Saturn disintegrated two more fruitless holes before hitting paydirt. At the bottom of his fourth hole he found chunks of some strange bluish substance which he clambered down to retrieve. He bounced one of them up and down in his hand, feeling its weight, and scraped some of the dirt off with the metal tip of his wand. The two soldiers waited expectantly for some word of explanation, but the wizard just tossed it over his shoulder and began widening the hole, looking for the structure from which the rubble had come.
He found it three yards away. There was a whole heap of rubble, all completely buried under thousands of years of accumulated leaf litter, and beside it was the remains of a wall. Saturn recognised it as being made of the same material as the foundations of the building in Place-of-Toil. He smiled in triumph, then carried on disintegrating the soil, following the wall along its length.
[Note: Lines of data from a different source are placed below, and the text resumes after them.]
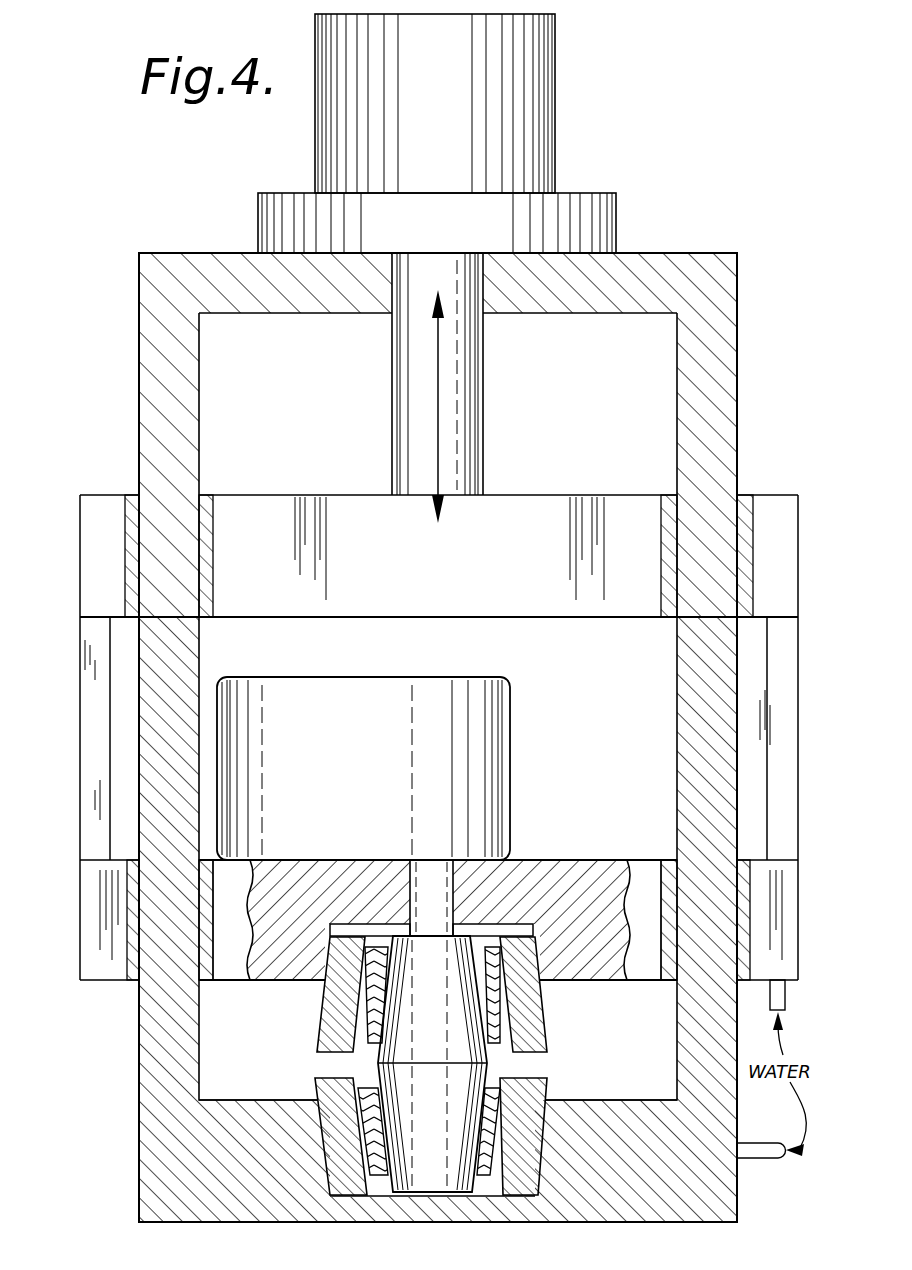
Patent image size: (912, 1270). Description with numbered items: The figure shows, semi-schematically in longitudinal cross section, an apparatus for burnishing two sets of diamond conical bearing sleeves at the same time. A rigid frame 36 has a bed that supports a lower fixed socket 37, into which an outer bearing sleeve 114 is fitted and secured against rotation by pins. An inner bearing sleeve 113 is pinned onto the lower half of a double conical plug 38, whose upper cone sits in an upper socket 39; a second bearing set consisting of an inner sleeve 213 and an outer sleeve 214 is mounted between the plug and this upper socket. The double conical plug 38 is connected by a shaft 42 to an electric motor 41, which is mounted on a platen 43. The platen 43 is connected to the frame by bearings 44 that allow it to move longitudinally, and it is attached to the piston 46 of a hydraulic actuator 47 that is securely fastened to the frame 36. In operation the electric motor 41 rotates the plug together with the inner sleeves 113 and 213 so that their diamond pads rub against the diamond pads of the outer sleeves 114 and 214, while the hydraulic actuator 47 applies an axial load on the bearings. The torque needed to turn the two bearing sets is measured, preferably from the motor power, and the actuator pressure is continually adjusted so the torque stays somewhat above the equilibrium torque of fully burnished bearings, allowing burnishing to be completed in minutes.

The rigid frame 36 is at (139, 1173).
The lower fixed socket 37 is at (316, 1086).
The double conical plug 38 is at (465, 958).
The upper socket 39 is at (568, 900).
The electric motor 41 is at (495, 745).
The shaft 42 is at (447, 897).
The platen 43 is at (607, 868).
The bearings 44 is at (207, 605).
The piston 46 is at (460, 386).
The hydraulic actuator 47 is at (557, 120).
The inner bearing sleeve 113 is at (500, 1076).
The outer bearing sleeve 114 is at (487, 1090).
The inner sleeve 213 is at (376, 947).
The outer sleeve 214 is at (350, 940).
When he'd gone a dozen feet or so he came to a corner, telling him which side of the wall had been the inside of the building and which side the outside. He began clearing the entire area inside the remains of the square building he'd found, until eventually he had excavated a pit twenty feet square and six feet deep, around the edges of which ran the remains of the wall. Other walls ran away in various directions, defining neighbouring rooms, and Saturn uncovered these as well until he'd discovered the full extent of the building. It was in the central room that he found what he'd been looking for all along. A flight of stairs leading down, blocked by solidly packed soil and thick tree roots.
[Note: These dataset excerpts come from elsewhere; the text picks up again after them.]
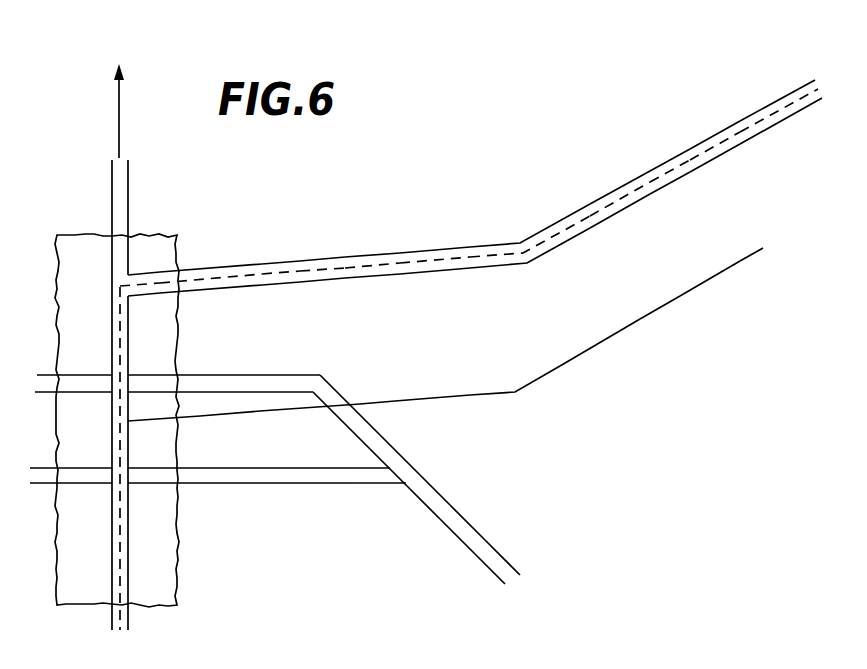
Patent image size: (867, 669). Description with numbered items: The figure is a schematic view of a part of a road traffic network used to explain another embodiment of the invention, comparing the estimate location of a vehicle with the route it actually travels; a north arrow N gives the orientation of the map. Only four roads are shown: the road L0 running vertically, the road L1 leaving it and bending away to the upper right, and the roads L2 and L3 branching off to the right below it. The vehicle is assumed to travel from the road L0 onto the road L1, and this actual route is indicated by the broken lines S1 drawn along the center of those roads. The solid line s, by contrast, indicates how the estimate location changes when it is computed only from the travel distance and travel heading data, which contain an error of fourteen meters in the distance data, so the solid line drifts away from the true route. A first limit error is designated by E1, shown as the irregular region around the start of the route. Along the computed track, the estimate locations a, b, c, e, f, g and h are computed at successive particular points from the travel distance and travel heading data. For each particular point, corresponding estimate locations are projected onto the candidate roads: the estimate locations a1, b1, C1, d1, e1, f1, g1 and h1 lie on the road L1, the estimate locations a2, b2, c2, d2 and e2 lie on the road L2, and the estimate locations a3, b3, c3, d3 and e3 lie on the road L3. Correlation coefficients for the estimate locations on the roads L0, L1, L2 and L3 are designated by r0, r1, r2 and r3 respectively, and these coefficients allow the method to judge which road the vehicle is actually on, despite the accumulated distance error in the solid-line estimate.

The north direction indicator N is at (119, 95).
The first limit error E1 is at (162, 235).
The road L0 is at (155, 403).
The correlation coefficient r0 is at (155, 403).
The estimate location to road L1 a1 is at (112, 288).
The estimate location to road L2 a2 is at (108, 383).
The estimate location a is at (110, 422).
The estimate location to road L3 a3 is at (110, 484).
The estimate location to road L1 b1 is at (226, 280).
The road L1 is at (281, 257).
The estimate location to road L1 C1 is at (317, 272).
The correlation coefficient r1 is at (389, 258).
The estimate location to road L1 d1 is at (417, 262).
The estimate location to road L1 e1 is at (513, 263).
The estimate location to road L1 f1 is at (600, 211).
The broken lines S1 is at (654, 188).
The estimate location to road L1 g1 is at (686, 164).
The estimate location to road L1 h1 is at (773, 134).
The estimate location to road L2 b2 is at (217, 353).
The road L2 is at (285, 368).
The estimate location to road L2 c2 is at (328, 386).
The estimate location to road L2 d2 is at (411, 398).
The estimate location to road L3 d3 is at (422, 469).
The estimate location to road L2 e2 is at (470, 508).
The estimate location to road L3 e3 is at (501, 540).
The estimate location b is at (227, 414).
The estimate location c is at (325, 436).
The correlation coefficient r2 is at (386, 420).
The estimate location e is at (515, 390).
The estimate location f is at (607, 338).
The estimate location g is at (663, 285).
The estimate location h is at (728, 256).
The solid line s is at (751, 257).
The estimate location to road L3 b3 is at (219, 477).
The road L3 is at (275, 459).
The estimate location to road L3 c3 is at (304, 481).
The correlation coefficient r3 is at (378, 508).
The two soldiers stared in amazement. "You mean this is one of the upper storeys?" cried Villa in disbelief. "But that means the ground level must have risen by a dozen feet at least! How is that possible?"
"Thousands of years of falling leaves," muttered Saturn distractedly as he contemplated how he was going to clear the stairway. "The feet and inches pile up faster than you'd believe possible." He gave a word of command to the wand and activated it again. This time it disintegrated only organic matter, reducing the soil to its mineral components; a grey dust that fluffed up in the air in a great cloud before settling again on the stairs and on the wizard, who flapped his robes at the air in irritation.
He had to go more slowly now, disintegrating a few feet at a time and waiting for the air to clear before continuing. A current of air blew the cloud of mineral dust up and away, leaving the excavation fairly clean, and the fascinated soldiers began to see details on the wall thus revealed. The faded remains of the building's original decoration. It was similar to the ornamentation Saturn had seen in some Haldornian dwellings, and that, along with the basic architecture of the building, spoke of a people very similar to the humans of Tharia. That was good. It meant their culture and civilisation would be understandable by humans, although it might take years of study by sages and anthropologists before the long dead inhabitants gave up their secrets. Saturn didn't have that long, but he only needed to know one thing; whether this was the Shipbuilder civilisation. He ought to be able to discover that while he was here.
"Do you want us to come down and help you?" called down Tayl Makral from the top of the hole. Saturn didn't answer, so he gave a sigh and looked around at the surrounding forest, noting the absence of predatory monsters and flesh eating plants.
"Keep an eye out," he warned Villa, and the infantryman nodded, although neither of them could help but glance occasionally down into the hole to see how the wizard was progressing.